Rebuild the index after bulk operations:

ix.optimize()  # Rebuilds index for optimal performance

Search Performance¶

Memory Mapping:

For large indexes, use memory-mapped files:

from semlix.stores import BM25sStore

# When loading
store = BM25sStore.load(index_dir, mmap=True)

This reduces memory usage and improves cache efficiency.

Field Caching:

Cache frequently accessed fields:

cache = FieldCache(ix, max_size=10000)
cache.cache_field("title")
cache.cache_field("category")

Migration¶

From FileStorage¶

Migrate an existing FileStorage index to BM25:

from semlix.tools import migrate_to_bm25

migrate_to_bm25(
    source_dir="old_whoosh_index",
    target_dir="new_bm25_index",
    batch_size=1000
)

The migration process:

Opens the source index
Creates a new BM25 index with the same schema
Copies all documents with progress tracking
Optimizes the new index

Custom Migration:

For more control, use IndexMigrator:

from semlix.tools import IndexMigrator
from semlix.index import open_dir
from semlix.bm25 import create_bm25_index

migrator = IndexMigrator(verbose=True)

source = open_dir("old_index")
target = create_bm25_index("new_index", source.schema)

with source.searcher() as searcher:
    with target.writer() as writer:
        for docnum in range(searcher.reader().doc_count_all()):
            fields = searcher.stored_fields(docnum)

            # Optional: filter documents during migration
            if should_migrate(fields):
                writer.add_document(**fields)

Compatibility¶

Index Protocol¶

BM25Index implements the complete semlix Index protocol:

✅ writer() / reader() / searcher()
✅ optimize() / doc_count() / is_empty()
✅ add_field() / remove_field()
✅ latest_generation() / refresh()
✅ Schema management
✅ Context managers

This means BM25Index is a drop-in replacement for FileIndex.

HybridSearcher¶

Works directly with HybridSearcher for semantic search:

from semlix.bm25 import open_bm25_index
from semlix.semantic import HybridSearcher, SentenceTransformerProvider
from semlix.semantic.stores import PgVectorStore

ix = open_bm25_index("my_index")
embedder = SentenceTransformerProvider()
vectors = PgVectorStore("postgresql://localhost/mydb", dimension=384)

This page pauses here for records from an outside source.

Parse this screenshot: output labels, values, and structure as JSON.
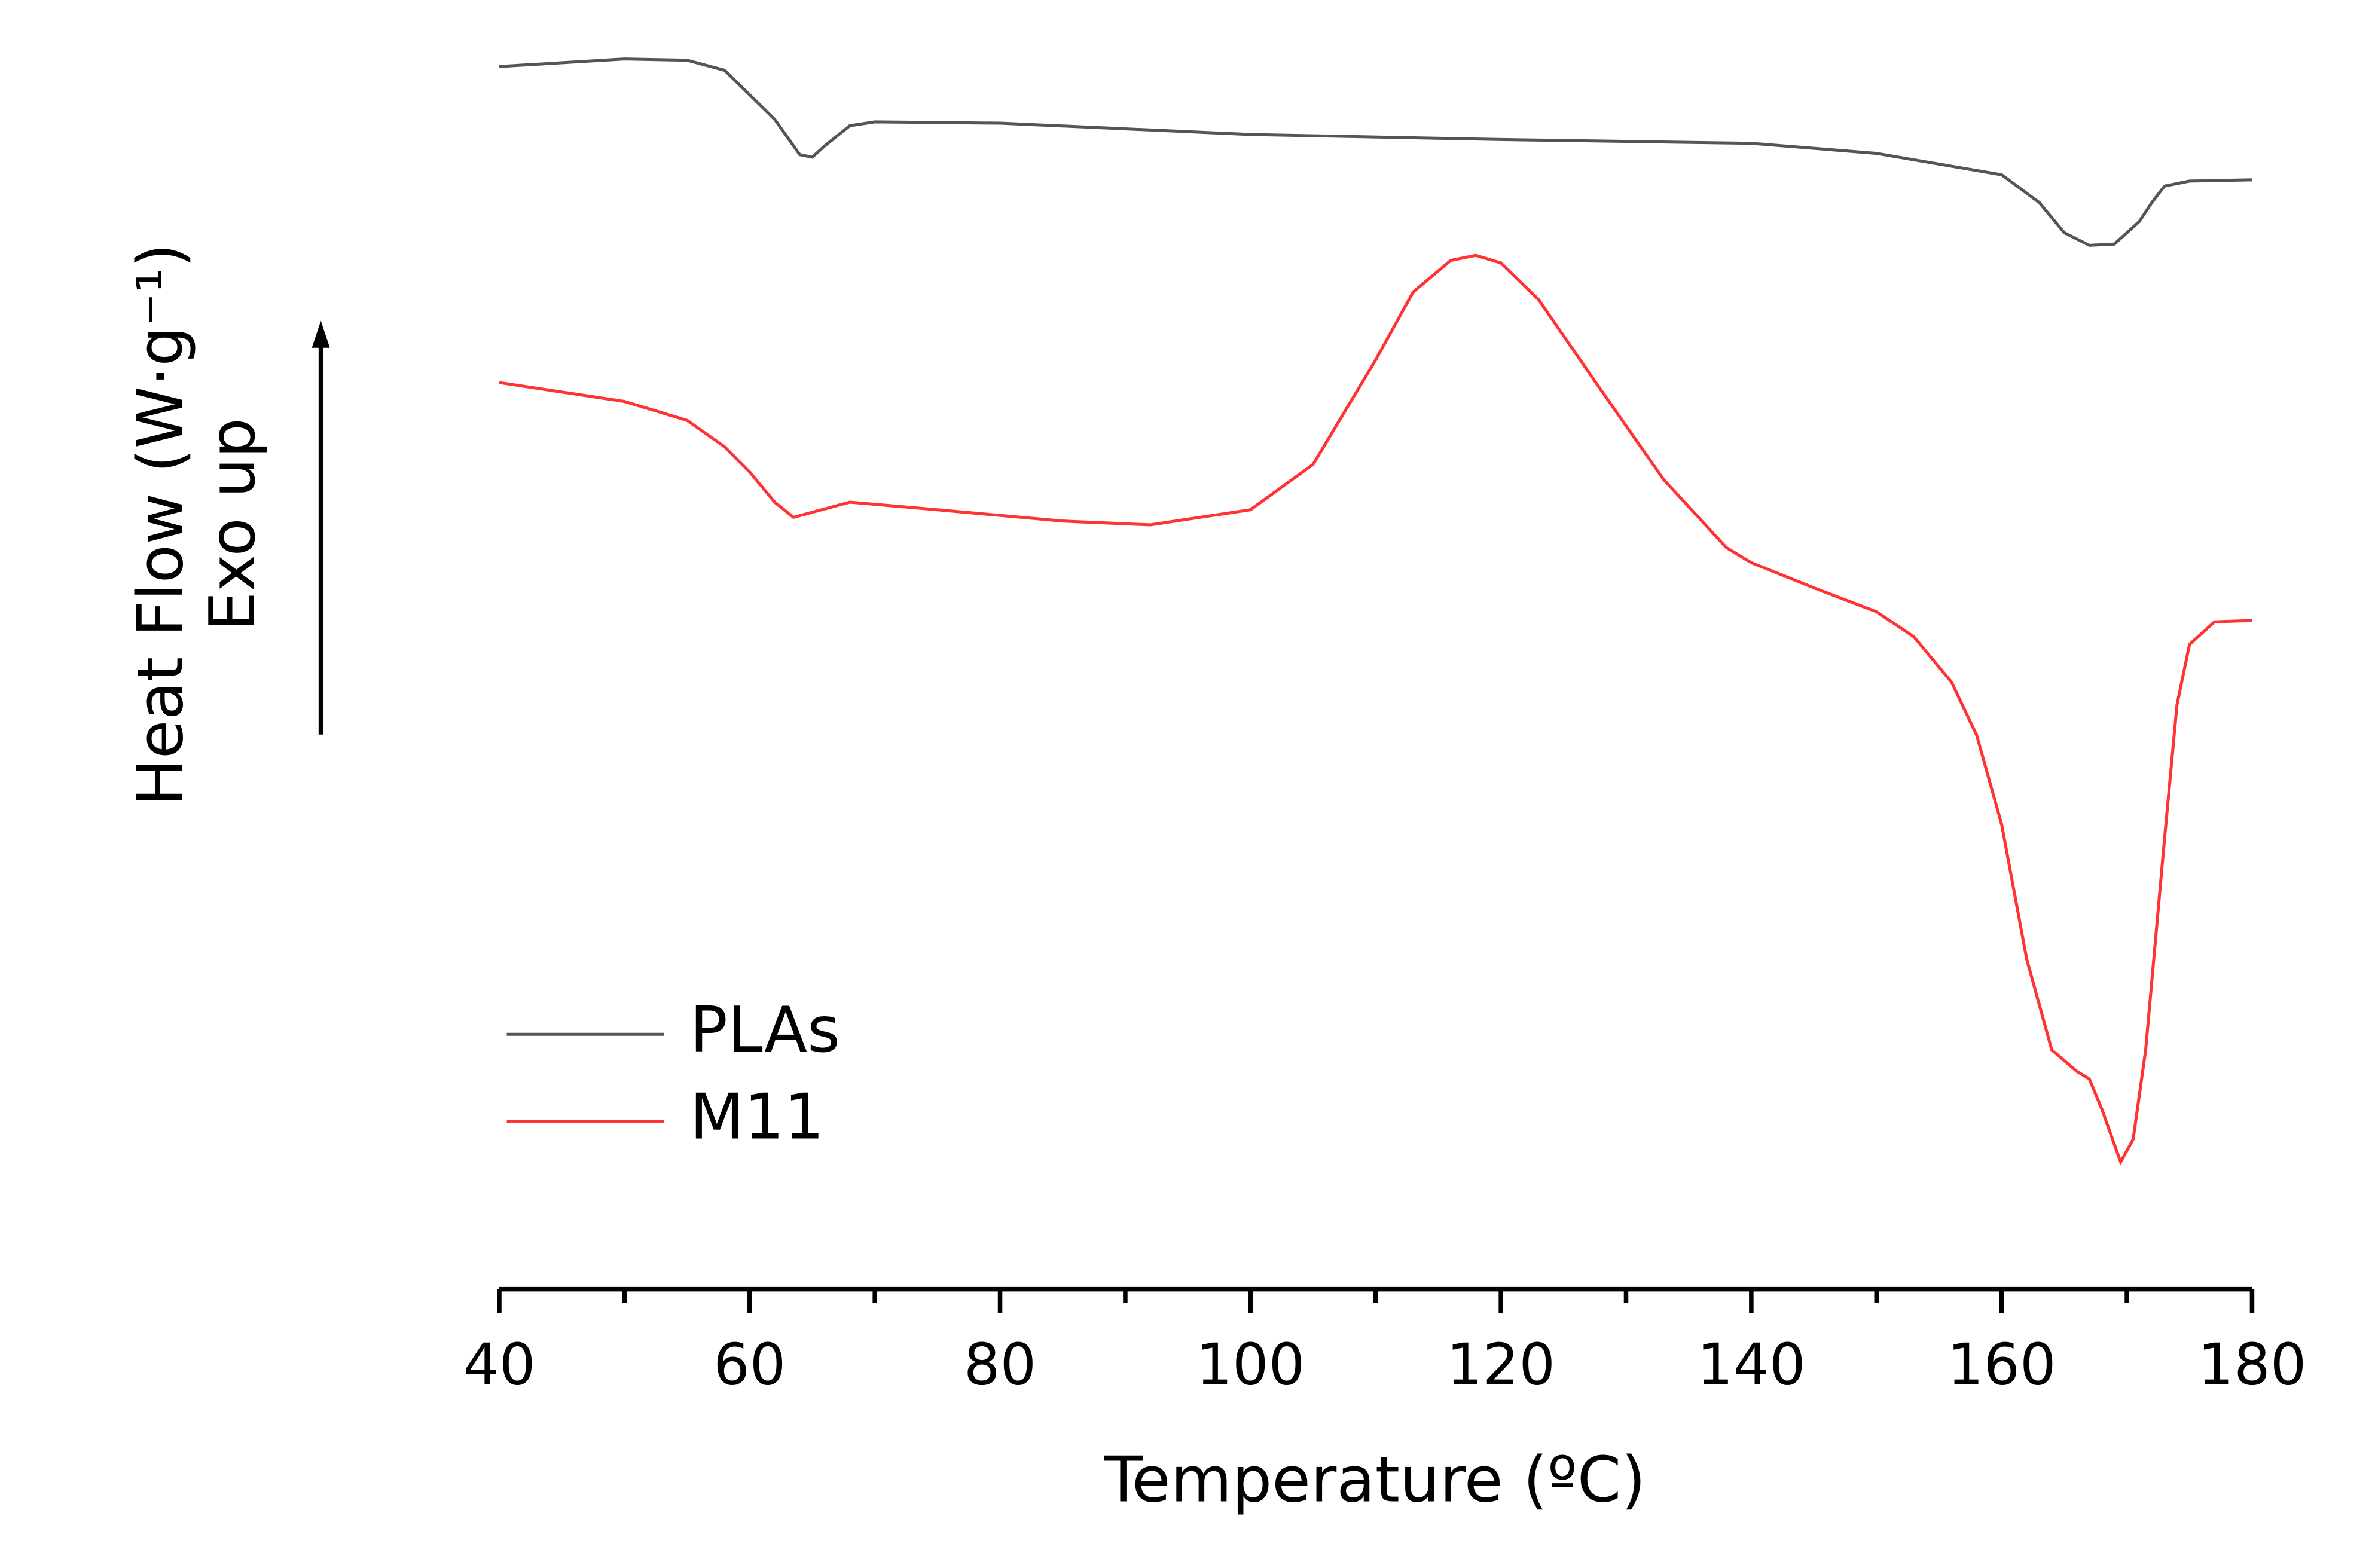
{
  "chart_data": {
    "type": "line",
    "x_label": "Temperature (ºC)",
    "y_label": "Heat Flow (W·g⁻¹)",
    "y_label_2": "Exo up",
    "xlim": [
      40,
      180
    ],
    "xticks": [
      40,
      60,
      80,
      100,
      120,
      140,
      160,
      180
    ],
    "xminorticks": [
      50,
      70,
      90,
      110,
      130,
      150,
      170
    ],
    "ylim": [
      0,
      100
    ],
    "legend": "lower left",
    "series": [
      {
        "name": "PLAs",
        "color": "#555555",
        "x": [
          40,
          50,
          55,
          58,
          62,
          64,
          65,
          66,
          68,
          70,
          80,
          100,
          120,
          140,
          150,
          160,
          163,
          165,
          167,
          169,
          171,
          172,
          173,
          175,
          180
        ],
        "values": [
          97.1,
          97.7,
          97.6,
          96.8,
          92.9,
          90.1,
          89.9,
          90.8,
          92.4,
          92.7,
          92.6,
          91.7,
          91.3,
          91.0,
          90.2,
          88.5,
          86.3,
          83.9,
          82.9,
          83.0,
          84.8,
          86.3,
          87.6,
          88.0,
          88.1
        ]
      },
      {
        "name": "M11",
        "color": "#ff3333",
        "x": [
          40,
          50,
          55,
          58,
          60,
          62,
          63.5,
          65,
          68,
          75,
          85,
          92,
          100,
          105,
          110,
          113,
          116,
          118,
          120,
          123,
          128,
          133,
          138,
          140,
          145,
          150,
          153,
          156,
          158,
          160,
          162,
          164,
          166,
          167,
          168,
          169.5,
          170.5,
          171.5,
          173,
          174,
          175,
          177,
          180
        ],
        "values": [
          72.0,
          70.5,
          69.0,
          66.9,
          64.9,
          62.5,
          61.3,
          61.7,
          62.5,
          61.9,
          61.0,
          60.7,
          61.9,
          65.5,
          73.8,
          79.2,
          81.7,
          82.1,
          81.5,
          78.6,
          71.4,
          64.3,
          58.9,
          57.7,
          55.7,
          53.8,
          51.8,
          48.2,
          44.0,
          36.9,
          26.2,
          19.0,
          17.3,
          16.7,
          14.3,
          10.1,
          11.9,
          19.0,
          35.7,
          46.4,
          51.2,
          53.0,
          53.1
        ]
      }
    ]
  }
}
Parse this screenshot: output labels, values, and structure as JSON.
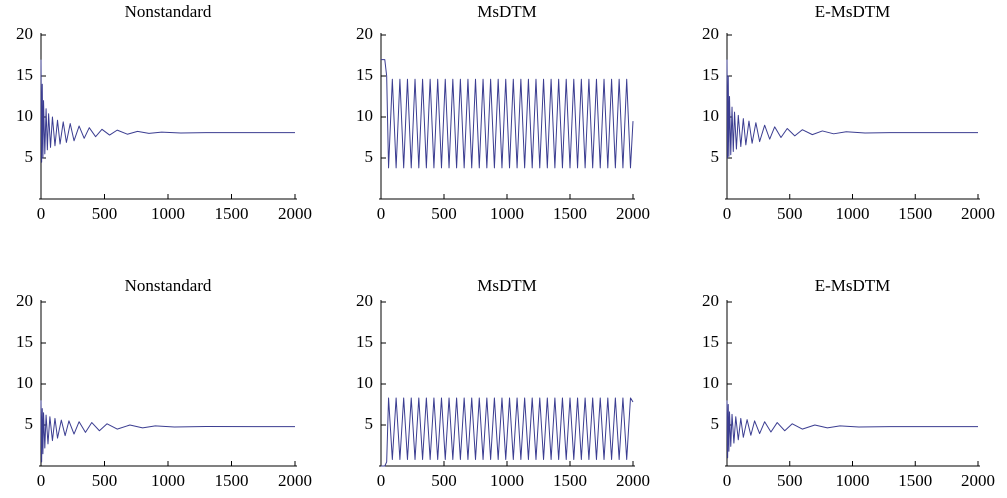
{
  "chart_data": [
    {
      "type": "line",
      "title": "Nonstandard",
      "color": "#3b3d91",
      "x": [
        0,
        5,
        10,
        15,
        20,
        30,
        40,
        50,
        60,
        75,
        90,
        110,
        130,
        150,
        175,
        200,
        230,
        260,
        300,
        340,
        380,
        430,
        480,
        540,
        600,
        680,
        760,
        850,
        950,
        1100,
        1300,
        2000
      ],
      "values": [
        17,
        4.5,
        14,
        5,
        12,
        5.5,
        11,
        6,
        10.4,
        6.3,
        10,
        6.5,
        9.6,
        6.7,
        9.4,
        6.9,
        9.2,
        7.1,
        8.9,
        7.4,
        8.7,
        7.6,
        8.5,
        7.8,
        8.4,
        7.9,
        8.25,
        8.0,
        8.15,
        8.05,
        8.1,
        8.1
      ],
      "xlim": [
        0,
        2000
      ],
      "ylim": [
        0,
        20
      ],
      "xticks": [
        0,
        500,
        1000,
        1500,
        2000
      ],
      "yticks": [
        5,
        10,
        15,
        20
      ]
    },
    {
      "type": "line",
      "title": "MsDTM",
      "color": "#3b3d91",
      "x": [
        0,
        30,
        45,
        60,
        90,
        120,
        150,
        180,
        210,
        240,
        270,
        300,
        330,
        360,
        390,
        420,
        450,
        480,
        510,
        540,
        570,
        600,
        630,
        660,
        690,
        720,
        750,
        780,
        810,
        840,
        870,
        900,
        930,
        960,
        990,
        1020,
        1050,
        1080,
        1110,
        1140,
        1170,
        1200,
        1230,
        1260,
        1290,
        1320,
        1350,
        1380,
        1410,
        1440,
        1470,
        1500,
        1530,
        1560,
        1590,
        1620,
        1650,
        1680,
        1710,
        1740,
        1770,
        1800,
        1830,
        1860,
        1890,
        1920,
        1950,
        1980,
        2000
      ],
      "values": [
        17,
        17,
        15,
        3.8,
        14.6,
        3.8,
        14.6,
        3.8,
        14.6,
        3.8,
        14.6,
        3.8,
        14.6,
        3.8,
        14.6,
        3.8,
        14.6,
        3.8,
        14.6,
        3.8,
        14.6,
        3.8,
        14.6,
        3.8,
        14.6,
        3.8,
        14.6,
        3.8,
        14.6,
        3.8,
        14.6,
        3.8,
        14.6,
        3.8,
        14.6,
        3.8,
        14.6,
        3.8,
        14.6,
        3.8,
        14.6,
        3.8,
        14.6,
        3.8,
        14.6,
        3.8,
        14.6,
        3.8,
        14.6,
        3.8,
        14.6,
        3.8,
        14.6,
        3.8,
        14.6,
        3.8,
        14.6,
        3.8,
        14.6,
        3.8,
        14.6,
        3.8,
        14.6,
        3.8,
        14.6,
        3.8,
        14.6,
        3.8,
        9.5
      ],
      "xlim": [
        0,
        2000
      ],
      "ylim": [
        0,
        20
      ],
      "xticks": [
        0,
        500,
        1000,
        1500,
        2000
      ],
      "yticks": [
        5,
        10,
        15,
        20
      ]
    },
    {
      "type": "line",
      "title": "E-MsDTM",
      "color": "#3b3d91",
      "x": [
        0,
        5,
        10,
        15,
        20,
        30,
        40,
        50,
        60,
        75,
        90,
        110,
        130,
        150,
        175,
        200,
        230,
        260,
        300,
        340,
        380,
        430,
        480,
        540,
        600,
        680,
        760,
        850,
        950,
        1100,
        1300,
        2000
      ],
      "values": [
        17,
        5,
        15,
        5.2,
        12.5,
        5.4,
        11.2,
        5.8,
        10.6,
        6.1,
        10.2,
        6.4,
        9.8,
        6.6,
        9.5,
        6.8,
        9.3,
        7.0,
        9.0,
        7.3,
        8.8,
        7.5,
        8.6,
        7.7,
        8.45,
        7.85,
        8.3,
        7.95,
        8.2,
        8.05,
        8.1,
        8.1
      ],
      "xlim": [
        0,
        2000
      ],
      "ylim": [
        0,
        20
      ],
      "xticks": [
        0,
        500,
        1000,
        1500,
        2000
      ],
      "yticks": [
        5,
        10,
        15,
        20
      ]
    },
    {
      "type": "line",
      "title": "Nonstandard",
      "color": "#3b3d91",
      "x": [
        0,
        5,
        10,
        15,
        20,
        30,
        40,
        55,
        70,
        90,
        110,
        130,
        160,
        190,
        220,
        260,
        300,
        350,
        400,
        460,
        520,
        600,
        700,
        800,
        900,
        1050,
        1300,
        2000
      ],
      "values": [
        8,
        0.5,
        7,
        1.5,
        6.5,
        2.2,
        6.2,
        2.7,
        6,
        3.1,
        5.8,
        3.4,
        5.6,
        3.7,
        5.5,
        3.9,
        5.4,
        4.1,
        5.3,
        4.3,
        5.15,
        4.5,
        5.0,
        4.65,
        4.9,
        4.75,
        4.82,
        4.8
      ],
      "xlim": [
        0,
        2000
      ],
      "ylim": [
        0,
        20
      ],
      "xticks": [
        0,
        500,
        1000,
        1500,
        2000
      ],
      "yticks": [
        5,
        10,
        15,
        20
      ]
    },
    {
      "type": "line",
      "title": "MsDTM",
      "color": "#3b3d91",
      "x": [
        0,
        30,
        45,
        60,
        90,
        120,
        150,
        180,
        210,
        240,
        270,
        300,
        330,
        360,
        390,
        420,
        450,
        480,
        510,
        540,
        570,
        600,
        630,
        660,
        690,
        720,
        750,
        780,
        810,
        840,
        870,
        900,
        930,
        960,
        990,
        1020,
        1050,
        1080,
        1110,
        1140,
        1170,
        1200,
        1230,
        1260,
        1290,
        1320,
        1350,
        1380,
        1410,
        1440,
        1470,
        1500,
        1530,
        1560,
        1590,
        1620,
        1650,
        1680,
        1710,
        1740,
        1770,
        1800,
        1830,
        1860,
        1890,
        1920,
        1950,
        1980,
        2000
      ],
      "values": [
        0,
        0,
        0.5,
        8.3,
        0.8,
        8.3,
        0.8,
        8.3,
        0.8,
        8.3,
        0.8,
        8.3,
        0.8,
        8.3,
        0.8,
        8.3,
        0.8,
        8.3,
        0.8,
        8.3,
        0.8,
        8.3,
        0.8,
        8.3,
        0.8,
        8.3,
        0.8,
        8.3,
        0.8,
        8.3,
        0.8,
        8.3,
        0.8,
        8.3,
        0.8,
        8.3,
        0.8,
        8.3,
        0.8,
        8.3,
        0.8,
        8.3,
        0.8,
        8.3,
        0.8,
        8.3,
        0.8,
        8.3,
        0.8,
        8.3,
        0.8,
        8.3,
        0.8,
        8.3,
        0.8,
        8.3,
        0.8,
        8.3,
        0.8,
        8.3,
        0.8,
        8.3,
        0.8,
        8.3,
        0.8,
        8.3,
        0.8,
        8.3,
        7.8
      ],
      "xlim": [
        0,
        2000
      ],
      "ylim": [
        0,
        20
      ],
      "xticks": [
        0,
        500,
        1000,
        1500,
        2000
      ],
      "yticks": [
        5,
        10,
        15,
        20
      ]
    },
    {
      "type": "line",
      "title": "E-MsDTM",
      "color": "#3b3d91",
      "x": [
        0,
        5,
        10,
        15,
        20,
        30,
        40,
        55,
        70,
        90,
        110,
        130,
        160,
        190,
        220,
        260,
        300,
        350,
        400,
        460,
        520,
        600,
        700,
        800,
        900,
        1050,
        1300,
        2000
      ],
      "values": [
        8,
        1,
        7.5,
        1.8,
        6.6,
        2.4,
        6.3,
        2.8,
        6.0,
        3.2,
        5.8,
        3.5,
        5.65,
        3.75,
        5.5,
        3.95,
        5.4,
        4.15,
        5.3,
        4.3,
        5.15,
        4.5,
        5.0,
        4.65,
        4.9,
        4.75,
        4.8,
        4.8
      ],
      "xlim": [
        0,
        2000
      ],
      "ylim": [
        0,
        20
      ],
      "xticks": [
        0,
        500,
        1000,
        1500,
        2000
      ],
      "yticks": [
        5,
        10,
        15,
        20
      ]
    }
  ]
}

searcher = HybridSearcher(ix, vectors, embedder, alpha=0.5)
results = searcher.search("query text", limit=10)

Limitations¶

Partial Implementation¶

Segment Management:

Unlike FileStorage, BM25Index doesn’t expose direct segment management API. Segments are handled internally by bm25s. This is sufficient for most use cases.

Real-time Updates:

BM25sStore rebuilds the entire index on updates. For applications requiring frequent small updates, consider batching updates or using UnifiedIndex.

Not Implemented¶

The following FileStorage features are not implemented:

Direct segment access/manipulation
Custom codecs
Per-segment optimization
Incremental updates without rebuild

These features are rarely needed and the performance benefits of BM25 far outweigh these limitations for most use cases.

Examples¶

Basic Usage¶

from semlix.bm25 import create_bm25_index, open_bm25_index
from semlix.fields import Schema, TEXT, ID
from semlix.qparser import QueryParser

# Create
schema = Schema(id=ID(stored=True), content=TEXT(stored=True))
ix = create_bm25_index("my_index", schema)

# Index
with ix.writer() as writer:
    writer.add_document(id="1", content="Python programming")
    writer.add_document(id="2", content="Database design")

ix.close()

# Open and search
ix = open_bm25_index("my_index")

with ix.searcher() as searcher:
    qp = QueryParser("content", ix.schema)
    results = searcher.search(qp.parse("python"), limit=10)

    for hit in results:
        print(f"{hit['id']}: {hit.score:.3f}")

With Advanced Features¶

from semlix.bm25 import (
    create_bm25_index,
    PhraseQuery,
    Facets,
    SortBy
)

ix = create_bm25_index("my_index", schema)

# ... index documents ...

with ix.searcher() as searcher:
    # Phrase search
    pq = PhraseQuery("content", ["machine", "learning"])
    results = pq.search(ix, limit=10)

    # Faceting
    facets = Facets(ix)
    qp = QueryParser("content", ix.schema)
    results = searcher.search(qp.parse("python"), limit=100)
    counts = facets.count_by_field(results, "category")

    # Sorting
    sorter = SortBy([("date", True), ("score", True)])
    sorted_results = sorter.sort_results(results)

Performance Comparison¶

Benchmarks (10K documents, 384-dim vectors):

Metric	FileStorage	BM25Index	Improvement
Search Speed	10-100 q/s	1000+ q/s	10-100x
Index Build Time	~30s	~5s	6x faster
Memory Usage	300MB	100MB	3x less
Concurrent Queries	Limited	Excellent	Much better